Par ailleurs, les collectivités locales connaissent actuellement des difficultés pour se financer. Ce n'est pas simplement pour des raisons conjoncturelles liées aux crises bancaires et financières, mais aussi pour des raisons structurelles : la crise de liquidités des banques, la modification de leurs ratios prudentiels qui ne les incite plus à s'engager sur des crédits longs, un désintérêt croissant des banques pour la clientèle des collectivités locales qui ne peuvent pas déposer leurs avoirs auprès des banques.

Voilà pourquoi nombre d'associations d'élus et de représentants des diverses collectivités territoriales se sont mobilisés en vue de travailler à la préparation et à l'étude de faisabilité d'une agence de financement des collectivités locales, dont la mise en place nous semble utile. Nous aurions préféré que l'établissement public puisse être mis en place dans cette loi de finances, ce n'est pas possible pour des raisons techniques. Cette proposition que le Gouvernement remette un rapport avant le 15 janvier nous paraît donc tout à fait fondamental, car sans ressources financières pour les investissements des collectivités locales, c'est le service public de proximité qui souffrira, mais aussi la croissance économique. Voilà pourquoi nous défendons cette idée.

Mme la présidente. Quel est l'avis du Gouvernement ?

Mme Valérie Pécresse, ministre. Avis favorable, pourvu que les auteurs des amendements acceptent un sous-amendement fixant la date de remise au 15 février, car d'ici le 15 janvier, vu la charge de travail qui pèse sur le ministère d'ici le 31 décembre, les délais ne pourront pas être tenus.

M. Jacques Pélissard. Je suis d'accord.

M. Dominique Baert. Je suis également d'accord, en espérant que ce ne sera pas un voeu pieu.

Mme la présidente. La parole est à M. Michel Bouvard.

M. Michel Bouvard. Il est légitime de réaliser une étude pour connaître clairement la situation financière en ce qui concerne la mise en place des prêts pour les collectivités territoriales.

Passer à une étape ultérieure est un autre sujet, car s'il doit y avoir une agence qui émet, cela supposera qu'elle bénéficie d'une garantie de l'État, qui devra ainsi se charger à nouveau en garanties, avec une disposition en ce sens en loi de finances.

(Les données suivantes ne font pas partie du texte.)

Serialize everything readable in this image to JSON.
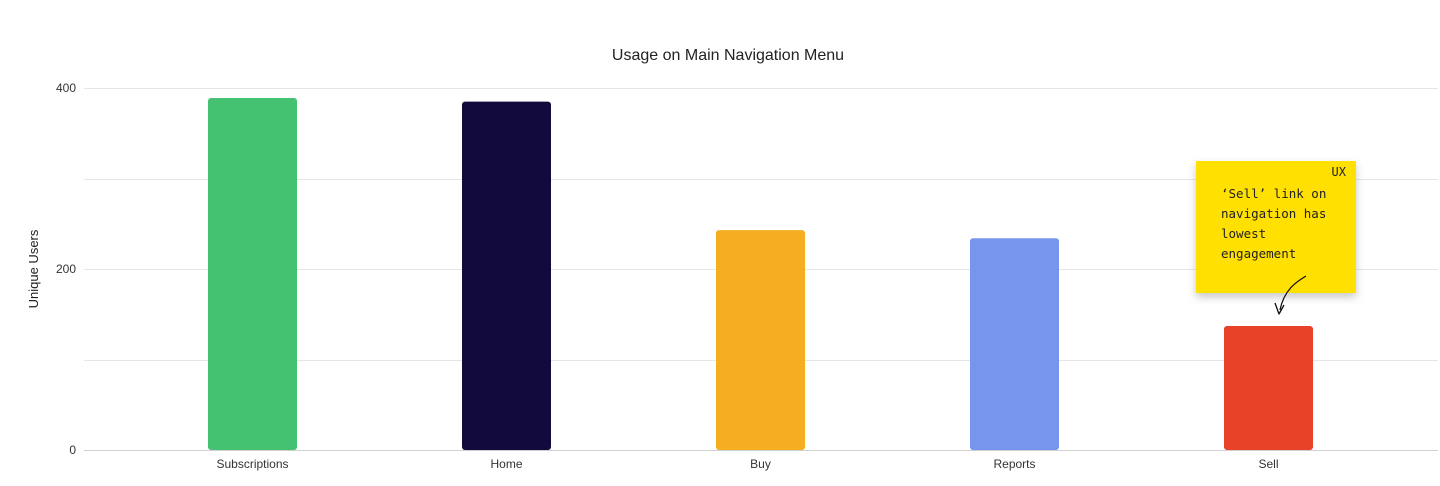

Il faut également avoir présent à l'esprit que la solution de succession de Dexia avec la coentreprise constituée entre la Banque postale et la Caisse des dépôts va coûter de l'argent dans un premier temps. Compte tenu de la nécessité de récupérer le stock des prêts effectués par DMA, il faudra du temps avant de dégager à nouveau des marges et des ressources.

Il ne faut donc pas que l'on perturbe de manière intempestive la montée en puissance de ce nouvel outil public de prêts aux collectivités locales, porté par la Caisse des dépôts et la Banque postale, et que l'on dégrade ainsi les conditions de rentabilité déjà extrêmement fragiles de cette affaire. Le comité d'investissement de la Caisse des dépôts, au sein duquel toutes les sensibilités politiques sont représentées, s'est unanimement prononcé sur ces points.

Il est légitime de mener une réflexion sur l'agence de prêts et indispensable de prendre une photographie des futurs besoins de prêts des collectivités territoriales. Mais il ne faut pas en tirer des conclusions sans prendre en considération les décisions que nous avons prises il y a quelques jours dans le collectif budgétaire consacré à Dexia.

(Le sous-amendement n° 805 est adopté.)

Mme la présidente. Je rappelle que les amendements identiques ont été modifiés afin de fixer au 15 février la date de remise du rapport.

(Les amendements identiques n os 430 et 661, tels qu'ils viennent d'être modifiés, sont adoptés.)